Mr. Putin also uses brawn over brains in his Georgia adventure and resorts to mikhail mouse type of theatrics, i.e. a "found" American passport, to show the US and western countries were behind the original Georgian actions.  Never mind the previous owner of the passport, which was reported lost, was in China teaching at the time.  It still makes good press at home to raise the fears of the Russian people that the US is now the dominant world evil out to get them and only Mr. Putin is brave enough to stand up to the West and lead the brave Russian Federation to its place of glory on the world stage.
Let's move to the 1930's, and here's probably why Putin doesn't recall history - it happened in Germany, against whom Russia still holds a grudge.  Germany established one-man rule with the election of Adolph Hitler with a puppet Chancellor in the elderly Bismarck.  Hitler preyed on the feelings of the German people because of their humiliation at the terms of the conclusion of the first world war.  See any similarities yet?
Any guesses who was inclined to use brawn over brain?  Hitler and his German army, invading the Rhineland,  Austria, the Sudetenland then Poland.  And let's see, who did Hitler blame for the problems of Germany?  I'll give you six million guesses, who became the scapegoats for the German escapades and reasons for their actions.  All this to assuage German "humiliation" over the end of WWI, pretty much originally caused by Germany to begin with.
So what do we have here, two instances of imposed one-man rule after "free" elections; military interventions to bolster the self-image of the nation and bully others to go along with them; a "cause" or "scapegoat" for these actions and a source for an element of fear with which to play on their citizens imaginations and feelings.  Germany and Russia; Hitler and Putin.
Oh, and let's not leave out the sub-players of British Prime Minister Chamberlain ("Peace in our time!") and French President Sarkozy ('stop what you're doing or we'll have to have another meeting about it!').  Like Chamberlain, it appears the EU needs a strong dose of Viagra!

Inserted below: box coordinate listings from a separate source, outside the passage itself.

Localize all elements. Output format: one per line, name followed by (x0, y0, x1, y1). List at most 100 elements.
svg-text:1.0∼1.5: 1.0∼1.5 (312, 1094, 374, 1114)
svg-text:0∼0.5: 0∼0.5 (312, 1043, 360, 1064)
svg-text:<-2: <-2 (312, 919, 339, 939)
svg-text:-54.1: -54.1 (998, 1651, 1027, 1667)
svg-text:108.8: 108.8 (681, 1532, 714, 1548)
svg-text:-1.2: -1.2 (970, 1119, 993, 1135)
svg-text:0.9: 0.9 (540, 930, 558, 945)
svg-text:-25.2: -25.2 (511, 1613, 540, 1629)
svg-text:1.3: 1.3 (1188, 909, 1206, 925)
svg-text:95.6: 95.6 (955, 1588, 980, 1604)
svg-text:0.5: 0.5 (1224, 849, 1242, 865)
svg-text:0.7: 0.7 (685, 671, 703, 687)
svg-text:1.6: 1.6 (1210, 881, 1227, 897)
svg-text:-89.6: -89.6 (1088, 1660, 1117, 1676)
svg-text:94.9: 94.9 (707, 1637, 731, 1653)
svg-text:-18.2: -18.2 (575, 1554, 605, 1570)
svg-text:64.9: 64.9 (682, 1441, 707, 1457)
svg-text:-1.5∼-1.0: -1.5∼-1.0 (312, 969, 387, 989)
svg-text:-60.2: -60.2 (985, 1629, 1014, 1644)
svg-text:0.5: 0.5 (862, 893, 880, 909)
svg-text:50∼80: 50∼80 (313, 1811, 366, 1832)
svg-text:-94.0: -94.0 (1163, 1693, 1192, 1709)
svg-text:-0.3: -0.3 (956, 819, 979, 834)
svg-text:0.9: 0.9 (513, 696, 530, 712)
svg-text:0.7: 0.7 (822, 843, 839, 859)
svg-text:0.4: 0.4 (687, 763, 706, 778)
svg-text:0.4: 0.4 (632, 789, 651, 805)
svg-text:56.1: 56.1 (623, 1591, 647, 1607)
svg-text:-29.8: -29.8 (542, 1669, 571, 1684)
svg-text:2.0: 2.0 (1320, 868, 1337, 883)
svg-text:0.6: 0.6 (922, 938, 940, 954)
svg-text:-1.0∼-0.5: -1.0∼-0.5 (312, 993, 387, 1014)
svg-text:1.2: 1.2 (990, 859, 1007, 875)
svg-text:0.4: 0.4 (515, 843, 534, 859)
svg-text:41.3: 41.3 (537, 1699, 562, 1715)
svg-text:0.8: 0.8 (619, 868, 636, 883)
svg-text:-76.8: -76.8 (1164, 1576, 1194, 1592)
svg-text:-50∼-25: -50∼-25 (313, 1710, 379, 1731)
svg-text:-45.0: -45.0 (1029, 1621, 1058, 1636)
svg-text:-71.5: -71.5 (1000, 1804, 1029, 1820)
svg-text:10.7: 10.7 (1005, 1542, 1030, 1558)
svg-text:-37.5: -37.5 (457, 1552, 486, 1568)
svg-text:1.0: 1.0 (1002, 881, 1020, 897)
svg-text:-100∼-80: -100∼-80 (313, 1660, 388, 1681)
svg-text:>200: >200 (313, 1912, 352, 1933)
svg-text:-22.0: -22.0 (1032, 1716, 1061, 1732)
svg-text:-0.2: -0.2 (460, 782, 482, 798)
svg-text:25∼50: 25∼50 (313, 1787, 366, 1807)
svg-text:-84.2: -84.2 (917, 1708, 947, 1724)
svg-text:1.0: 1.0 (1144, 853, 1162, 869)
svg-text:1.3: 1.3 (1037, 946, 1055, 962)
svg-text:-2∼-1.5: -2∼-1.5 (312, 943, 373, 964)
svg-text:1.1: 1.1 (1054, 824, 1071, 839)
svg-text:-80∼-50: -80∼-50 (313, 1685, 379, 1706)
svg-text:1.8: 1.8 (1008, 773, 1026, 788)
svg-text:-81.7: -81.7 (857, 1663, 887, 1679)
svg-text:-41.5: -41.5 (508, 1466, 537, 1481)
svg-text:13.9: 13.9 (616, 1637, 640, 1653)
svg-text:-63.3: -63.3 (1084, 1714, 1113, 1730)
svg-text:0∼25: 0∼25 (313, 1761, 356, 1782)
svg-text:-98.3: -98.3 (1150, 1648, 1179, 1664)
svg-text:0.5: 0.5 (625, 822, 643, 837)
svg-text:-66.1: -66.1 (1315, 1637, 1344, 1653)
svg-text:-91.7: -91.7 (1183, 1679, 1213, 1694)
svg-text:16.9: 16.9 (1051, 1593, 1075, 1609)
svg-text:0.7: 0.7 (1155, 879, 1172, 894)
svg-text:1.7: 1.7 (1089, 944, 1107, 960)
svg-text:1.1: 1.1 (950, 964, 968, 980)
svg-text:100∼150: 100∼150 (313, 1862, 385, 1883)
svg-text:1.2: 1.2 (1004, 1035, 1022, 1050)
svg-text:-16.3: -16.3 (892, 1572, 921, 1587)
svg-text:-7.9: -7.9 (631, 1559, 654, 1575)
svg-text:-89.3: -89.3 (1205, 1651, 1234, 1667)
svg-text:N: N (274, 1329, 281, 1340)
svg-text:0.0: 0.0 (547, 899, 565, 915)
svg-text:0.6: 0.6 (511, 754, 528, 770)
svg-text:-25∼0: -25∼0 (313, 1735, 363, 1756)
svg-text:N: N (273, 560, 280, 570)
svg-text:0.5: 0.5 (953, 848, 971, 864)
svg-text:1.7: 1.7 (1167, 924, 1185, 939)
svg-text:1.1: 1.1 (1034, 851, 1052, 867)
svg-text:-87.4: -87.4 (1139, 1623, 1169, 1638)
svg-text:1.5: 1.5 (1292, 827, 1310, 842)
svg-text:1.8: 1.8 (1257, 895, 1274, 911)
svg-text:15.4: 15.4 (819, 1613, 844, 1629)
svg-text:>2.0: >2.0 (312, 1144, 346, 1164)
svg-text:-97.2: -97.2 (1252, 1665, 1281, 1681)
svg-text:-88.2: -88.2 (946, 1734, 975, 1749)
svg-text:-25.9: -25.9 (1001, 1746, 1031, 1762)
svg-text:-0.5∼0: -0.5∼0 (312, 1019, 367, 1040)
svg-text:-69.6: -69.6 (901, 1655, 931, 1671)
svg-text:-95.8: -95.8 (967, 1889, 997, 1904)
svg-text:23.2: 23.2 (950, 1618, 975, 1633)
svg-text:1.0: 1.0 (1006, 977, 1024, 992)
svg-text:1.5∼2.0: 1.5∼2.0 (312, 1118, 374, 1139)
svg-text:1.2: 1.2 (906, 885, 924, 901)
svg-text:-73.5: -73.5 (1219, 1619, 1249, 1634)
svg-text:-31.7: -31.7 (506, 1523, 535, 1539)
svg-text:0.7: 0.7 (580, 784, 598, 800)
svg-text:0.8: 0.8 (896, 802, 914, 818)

Fortunately, I don't see this heading to a war as it did in the 1930's.  The Russian Federation, for all the pride it shows itself, will likely self-destruct again, while blaming the West, and will again be bailed out by them.  And Russia, and the Russians, will continue to believe the world just can't exist without them - just like the Nazis, Fascists and Japan's Imperial Way Faction.
Perhaps Russian nationalism is the cover for an underlying self-loathing they can't escape, a feeling they can't really be better than this.  Yes, they are a complex people, but ones who tend to act and react the same way in any given situation since Stalin.     
History is repetitious, and Mr. Putin is giving an excellent history lesson.